What does Fidelity’s new relationship with Ethic mean for FAs and their clients?

“It was unlike anything we have ever seen,” says Jennie Sowers about Ethic’s SMAs. Sowers is an FA and partner at New York’s Kore Private Wealth, founded in 2018 by a $4 billion team that broke away from Merrill Lynch. Fidelity’s team, which helps advisors plan their clients' charitable giving, initially introduced Kore FAs to Ethic about six months ago, Sowers says.

Since then, Kore has asked Ethic to help develop a core “values aligned” SMA for the firm. Clients are interested but moving cautiously into ESG investing, Sowers says.

“We are still in the early innings,” she notes. Ethic’s quoted schedule is in the range of 30 to 40 basis points for client stakes in the SMA, she says.

Fidelity expects other FAs to jump at the opportunity to get help for clients with socially responsible investing, but it has not set specific goals.

“There’s no set number of firms that we’re targeting for the initial rollout, but we will start with large RIAs and family offices that are looking to incorporate values-based investing into their overall strategy,” Abbott writes.

Fidelity is “being selective out of the gate” about which type of FA it refers to Ethic “because we want to ensure that we provide an exceptional client experience for the initial group of firms,” Abbott writes.

But ultimately Fidelity expects a broad range of FAs to use the services.

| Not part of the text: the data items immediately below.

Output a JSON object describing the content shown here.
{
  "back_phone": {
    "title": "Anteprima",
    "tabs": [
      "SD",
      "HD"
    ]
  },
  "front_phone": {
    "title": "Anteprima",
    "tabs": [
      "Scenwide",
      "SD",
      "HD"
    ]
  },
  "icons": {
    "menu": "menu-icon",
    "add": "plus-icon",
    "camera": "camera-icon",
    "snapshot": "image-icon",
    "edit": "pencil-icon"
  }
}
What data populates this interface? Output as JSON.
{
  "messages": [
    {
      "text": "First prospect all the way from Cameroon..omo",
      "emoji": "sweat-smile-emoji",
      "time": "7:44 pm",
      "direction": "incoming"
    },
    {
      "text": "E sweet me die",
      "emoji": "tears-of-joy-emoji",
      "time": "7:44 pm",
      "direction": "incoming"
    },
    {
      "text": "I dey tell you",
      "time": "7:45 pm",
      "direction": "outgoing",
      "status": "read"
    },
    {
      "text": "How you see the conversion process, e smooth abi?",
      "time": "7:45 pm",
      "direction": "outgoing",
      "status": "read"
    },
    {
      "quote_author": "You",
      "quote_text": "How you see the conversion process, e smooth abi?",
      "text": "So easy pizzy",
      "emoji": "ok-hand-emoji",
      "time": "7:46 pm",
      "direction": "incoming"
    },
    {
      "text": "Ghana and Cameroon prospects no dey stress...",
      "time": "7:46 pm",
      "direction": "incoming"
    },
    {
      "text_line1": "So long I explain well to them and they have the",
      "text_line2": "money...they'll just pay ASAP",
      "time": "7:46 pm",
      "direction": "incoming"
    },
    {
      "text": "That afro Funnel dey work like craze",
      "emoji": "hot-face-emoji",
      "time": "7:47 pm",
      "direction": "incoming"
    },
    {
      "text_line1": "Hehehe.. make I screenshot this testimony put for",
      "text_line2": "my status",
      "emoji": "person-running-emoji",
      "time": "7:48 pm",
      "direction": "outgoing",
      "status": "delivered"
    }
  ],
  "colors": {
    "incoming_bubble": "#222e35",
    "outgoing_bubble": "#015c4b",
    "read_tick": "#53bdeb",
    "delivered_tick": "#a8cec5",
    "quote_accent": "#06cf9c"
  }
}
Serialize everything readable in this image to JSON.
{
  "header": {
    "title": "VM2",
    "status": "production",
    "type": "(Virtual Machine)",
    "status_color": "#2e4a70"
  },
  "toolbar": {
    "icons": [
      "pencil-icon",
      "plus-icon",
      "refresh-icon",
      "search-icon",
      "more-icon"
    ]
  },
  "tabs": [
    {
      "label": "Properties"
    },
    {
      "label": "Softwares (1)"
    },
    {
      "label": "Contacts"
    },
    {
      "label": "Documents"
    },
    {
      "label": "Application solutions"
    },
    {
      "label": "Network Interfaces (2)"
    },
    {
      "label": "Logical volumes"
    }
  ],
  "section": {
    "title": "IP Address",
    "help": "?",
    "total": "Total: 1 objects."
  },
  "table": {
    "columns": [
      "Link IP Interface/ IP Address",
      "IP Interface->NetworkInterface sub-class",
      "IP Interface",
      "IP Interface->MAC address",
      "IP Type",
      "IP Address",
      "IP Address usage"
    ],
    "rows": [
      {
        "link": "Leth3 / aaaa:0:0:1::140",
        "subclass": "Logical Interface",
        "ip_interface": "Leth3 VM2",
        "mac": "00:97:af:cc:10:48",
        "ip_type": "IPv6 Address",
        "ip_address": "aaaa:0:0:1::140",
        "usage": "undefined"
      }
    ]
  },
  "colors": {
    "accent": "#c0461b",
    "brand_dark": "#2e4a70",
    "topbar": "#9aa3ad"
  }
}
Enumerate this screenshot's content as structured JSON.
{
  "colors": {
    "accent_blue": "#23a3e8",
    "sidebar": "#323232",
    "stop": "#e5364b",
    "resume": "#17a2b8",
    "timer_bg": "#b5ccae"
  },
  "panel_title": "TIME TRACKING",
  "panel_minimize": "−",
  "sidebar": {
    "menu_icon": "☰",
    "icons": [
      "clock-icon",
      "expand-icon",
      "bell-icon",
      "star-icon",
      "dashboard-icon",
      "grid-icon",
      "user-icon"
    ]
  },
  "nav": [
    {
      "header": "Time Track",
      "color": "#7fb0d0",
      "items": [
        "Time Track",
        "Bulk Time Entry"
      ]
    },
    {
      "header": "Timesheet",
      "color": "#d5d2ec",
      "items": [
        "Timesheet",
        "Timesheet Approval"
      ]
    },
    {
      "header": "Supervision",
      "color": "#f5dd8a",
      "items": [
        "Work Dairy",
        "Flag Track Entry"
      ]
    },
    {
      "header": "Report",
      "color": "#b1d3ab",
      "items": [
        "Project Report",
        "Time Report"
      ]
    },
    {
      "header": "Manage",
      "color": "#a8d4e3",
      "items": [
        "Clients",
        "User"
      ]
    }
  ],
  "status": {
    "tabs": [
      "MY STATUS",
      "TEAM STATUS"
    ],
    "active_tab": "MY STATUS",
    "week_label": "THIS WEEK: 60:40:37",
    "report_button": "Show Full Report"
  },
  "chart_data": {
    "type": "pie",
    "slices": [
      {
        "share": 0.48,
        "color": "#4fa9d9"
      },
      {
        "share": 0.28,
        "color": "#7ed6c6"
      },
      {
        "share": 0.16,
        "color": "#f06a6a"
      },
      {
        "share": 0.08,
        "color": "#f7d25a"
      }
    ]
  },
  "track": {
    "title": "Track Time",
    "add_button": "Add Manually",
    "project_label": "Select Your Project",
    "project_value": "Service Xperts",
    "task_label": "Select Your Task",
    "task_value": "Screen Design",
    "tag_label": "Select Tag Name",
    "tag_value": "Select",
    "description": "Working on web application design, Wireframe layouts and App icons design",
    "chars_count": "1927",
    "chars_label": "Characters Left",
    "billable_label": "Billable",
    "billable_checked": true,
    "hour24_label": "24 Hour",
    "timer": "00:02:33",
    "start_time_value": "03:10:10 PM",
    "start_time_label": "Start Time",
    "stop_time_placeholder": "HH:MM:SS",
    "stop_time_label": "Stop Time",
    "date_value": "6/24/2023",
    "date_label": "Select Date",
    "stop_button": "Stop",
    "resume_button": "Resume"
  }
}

“We do expect to make the Ethic offering available to a larger number of Fidelity clients in the future, but we have no confirmed timing for that at this time,” Abbott writes.

But at least one FA expresses skepticism about the new Fidelity-Ethic offer — specifically about its novelty.

“There is a little bit of confusion in terms of ESG,” says Sheryl Rowling, a financial advisor and founder of San Diego’s Rowling & Associates, which manages more than $340 million in client assets and does not use Fidelity to custody those funds.

For the FA and their clients seeking to select funds which have high ESG ratings, plenty of industry rankings, including Morningstar’s, exist to help them out without having to charge clients higher fees.

For advisors and their clients who want to purchase equity or debt in companies or governments aligned with their social values, Seattle-based Parametric Portfolio Solutions, founded in 2001, offers those services to FAs, including ones who have Fidelity custody their clients’ assets. And Parametric does so for about 25 basis points additional cost for clients, rather than 35 or 40 basis points, Rowling says.

“It’s up to the advisor to explain the difference of all these,” Rowling says.